Нет, это была не кукла. На берегу ручья стоял каменный идол в бурых пятнах лишайника, потемневший от времени и дождей. Казалось, он внимательно изучал испуганную девочку чёрными провалами глазниц.
Василиса спрятала пистолет в карман. Сердце колотилось, как будто она залпом выпила термос кофе, колени дрожали. Она чувствовала себя глупо. Чего вообще было хвататься за оружие? Толку от слезоточивого газа, если лицо врага нарисовано краской…
Быстро утолив жажду, Василиса в последний раз взглянула на идола и покинула берег ручья.
– Отголоски язычества… – ворчала она, возвращаясь на тропинку. – Вот куда нужно ехать, а не в Кижи…
Тропинка петляла по лесу ещё час, прежде чем впереди показались деревянные ворота. Деревья расступились, и Василиса застыла в изумлении.
– Теперь я начинаю понимать маму, – пробормотала она, разглядывая ворота и частокол из толстых, заострённых поверху брёвен. Почти на каждом бревне висел выбеленный солнцем череп… и далеко не все эти черепа были звериными.
Неожиданно, плотина памяти дала трещину, и на Василису нахлынули воспоминания. Она вспомнила, что в детстве много раз играла под этим жутким забором, но тогда все эти черепа, их пустые глаза и мёртвые ухмылки не вызывали у неё такого ужаса. И ещё – с ней часто играл ворон, который говорил разные смешные слова.
Ворота были приоткрыты. Василиса поспешила зайти во двор, лишь бы не видеть все эти мёртвые головы, взирающие на неё со своих кольев. Она приготовилась к новым ужасам, но с виду это был обычный деревенский дворик. Слева располагалась баня и колодец, постройка справа, скорее всего, была амбаром. В глубине двора, окружённая высокими, раскидистыми елями, стояла старая изба. Ни окон, ни двери Василиса не увидела, только глухую бревенчатую стену. Как ни странно, протоптанная в высокой траве дорожка вела именно туда – к стене.
– Знаешь, Яга, – Василиса нервно усмехнулась, – после всего, что мы здесь видели, остаётся сказать: «Избушка, избушка, повернись к лесу задом, ко мне передом»!
Изба вздрогнула, заскрипела, и приподнялась над землёй.
В этот миг Василиса, вероятно, испытала самое большое потрясение в своей жизни. Корзинка выпала из её ослабевших пальцев. Вырвавшись на свободу, Яга никуда не побежала, а прижалась к ногам хозяйки и зашипела.
Избушка начала поворачиваться вокруг своей оси. В тёмном пространстве, которое возникло под полом, Василиса увидела две исполинские птичьи лапы, покрытые грязными чешуйками. Огромные загнутые когти, пожелтевшие и покрытые трещинами, оставляли во влажной земле глубокие борозды. Наконец, живая изба повернулась «к лесу задом» и медленно опустилась в траву. Теперь дорожка вела, как положено, к двери.

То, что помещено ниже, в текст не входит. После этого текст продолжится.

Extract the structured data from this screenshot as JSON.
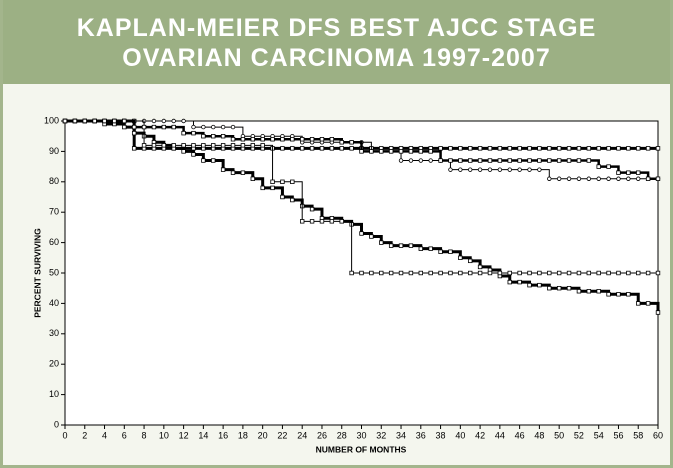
{
  "chart_data": {
    "type": "line",
    "title": [
      "KAPLAN-MEIER DFS BEST AJCC STAGE",
      "OVARIAN CARCINOMA 1997-2007"
    ],
    "x_label": "NUMBER OF MONTHS",
    "y_label": "PERCENT SURVIVING",
    "x": [
      0,
      1,
      2,
      3,
      4,
      5,
      6,
      7,
      8,
      9,
      10,
      11,
      12,
      13,
      14,
      15,
      16,
      17,
      18,
      19,
      20,
      21,
      22,
      23,
      24,
      25,
      26,
      27,
      28,
      29,
      30,
      31,
      32,
      33,
      34,
      35,
      36,
      37,
      38,
      39,
      40,
      41,
      42,
      43,
      44,
      45,
      46,
      47,
      48,
      49,
      50,
      51,
      52,
      53,
      54,
      55,
      56,
      57,
      58,
      59,
      60
    ],
    "series": [
      {
        "color": "#000000",
        "line_width": 3,
        "marker": "square",
        "values": [
          100,
          100,
          100,
          100,
          100,
          100,
          100,
          91,
          91,
          91,
          91,
          91,
          91,
          91,
          91,
          91,
          91,
          91,
          91,
          91,
          91,
          91,
          91,
          91,
          91,
          91,
          91,
          91,
          91,
          91,
          91,
          91,
          91,
          91,
          91,
          91,
          91,
          91,
          91,
          91,
          91,
          91,
          91,
          91,
          91,
          91,
          91,
          91,
          91,
          91,
          91,
          91,
          91,
          91,
          91,
          91,
          91,
          91,
          91,
          91,
          91
        ]
      },
      {
        "color": "#000000",
        "line_width": 3,
        "marker": "square",
        "values": [
          100,
          100,
          100,
          100,
          99,
          99,
          98,
          96,
          95,
          93,
          92,
          91,
          90,
          89,
          87,
          87,
          84,
          83,
          83,
          81,
          78,
          78,
          75,
          74,
          72,
          71,
          68,
          68,
          67,
          66,
          63,
          62,
          60,
          59,
          59,
          59,
          58,
          58,
          57,
          57,
          55,
          54,
          52,
          51,
          49,
          47,
          47,
          46,
          46,
          45,
          45,
          45,
          44,
          44,
          44,
          43,
          43,
          43,
          40,
          40,
          37
        ]
      },
      {
        "color": "#000000",
        "line_width": 1,
        "marker": "circle",
        "values": [
          100,
          100,
          100,
          100,
          100,
          100,
          100,
          100,
          100,
          100,
          100,
          100,
          100,
          98,
          98,
          98,
          98,
          98,
          95,
          95,
          95,
          95,
          95,
          95,
          93,
          93,
          93,
          93,
          93,
          93,
          93,
          90,
          90,
          90,
          87,
          87,
          87,
          87,
          87,
          84,
          84,
          84,
          84,
          84,
          84,
          84,
          84,
          84,
          84,
          81,
          81,
          81,
          81,
          81,
          81,
          81,
          81,
          81,
          81,
          81,
          81
        ]
      },
      {
        "color": "#000000",
        "line_width": 1,
        "marker": "square",
        "values": [
          100,
          100,
          100,
          100,
          100,
          100,
          100,
          100,
          92,
          92,
          92,
          92,
          92,
          92,
          92,
          92,
          92,
          92,
          92,
          92,
          92,
          80,
          80,
          80,
          67,
          67,
          67,
          67,
          67,
          50,
          50,
          50,
          50,
          50,
          50,
          50,
          50,
          50,
          50,
          50,
          50,
          50,
          50,
          50,
          50,
          50,
          50,
          50,
          50,
          50,
          50,
          50,
          50,
          50,
          50,
          50,
          50,
          50,
          50,
          50,
          50
        ]
      },
      {
        "color": "#000000",
        "line_width": 2.5,
        "marker": "square",
        "values": [
          100,
          100,
          100,
          100,
          100,
          100,
          100,
          98,
          98,
          98,
          98,
          98,
          96,
          96,
          95,
          95,
          95,
          94,
          94,
          94,
          94,
          94,
          94,
          94,
          94,
          94,
          94,
          94,
          93,
          93,
          90,
          90,
          90,
          90,
          90,
          90,
          90,
          90,
          87,
          87,
          87,
          87,
          87,
          87,
          87,
          87,
          87,
          87,
          87,
          87,
          87,
          87,
          87,
          87,
          85,
          85,
          83,
          83,
          83,
          81,
          81
        ]
      }
    ],
    "xlim": [
      0,
      60
    ],
    "ylim": [
      0,
      100
    ],
    "xticks": [
      0,
      2,
      4,
      6,
      8,
      10,
      12,
      14,
      16,
      18,
      20,
      22,
      24,
      26,
      28,
      30,
      32,
      34,
      36,
      38,
      40,
      42,
      44,
      46,
      48,
      50,
      52,
      54,
      56,
      58,
      60
    ],
    "yticks": [
      0,
      10,
      20,
      30,
      40,
      50,
      60,
      70,
      80,
      90,
      100
    ]
  }
}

На крыльце сидел большой растрепанный ворон.
– Явилась – не запылилась, – сварливо произнёс он, прищурившись и склонив голову набок.
– Кар… Кар… – заикалась Василиса, глядя на говорящую птицу.
– Каркаешь? – спросил ворон. А потом невпопад добавил: – Как у замков смычи крепки, так мои словеса метки!
– Кар… Карачун?! – выговорила, наконец, девочка.
На этот раз ворон ничего не ответил, только продолжал, нахохлившись, сверлить гостью глазами-бусинками.
– Карачун, это ты? – спросила Василиса, едва ли понимая, что не просто разговаривает с птицей, а ждёт от неё осмысленного ответа. – Ты помнишь меня?
– Страхи-переполохи, – сердито произнёс ворон, а потом взмахнул крыльями и перелетел на частокол. Там он устроился на коровьем черепе, между острых коричневых рогов.
Василиса снова посмотрела на избу. Этого не могло быть. Но именно так оно и было.
– Моя бабушка – Баба Яга, – прошептала Василиса.
Отдельные события и факты начали складываться в единую картину. Странные детские воспоминания Василисы. Её удивительная власть над лебедями (а кто, как ни гуси-лебеди служил Яге?). Бегство мамы из Чёрного Бора и отцовская осведомлённость о жизни сказочной Яги.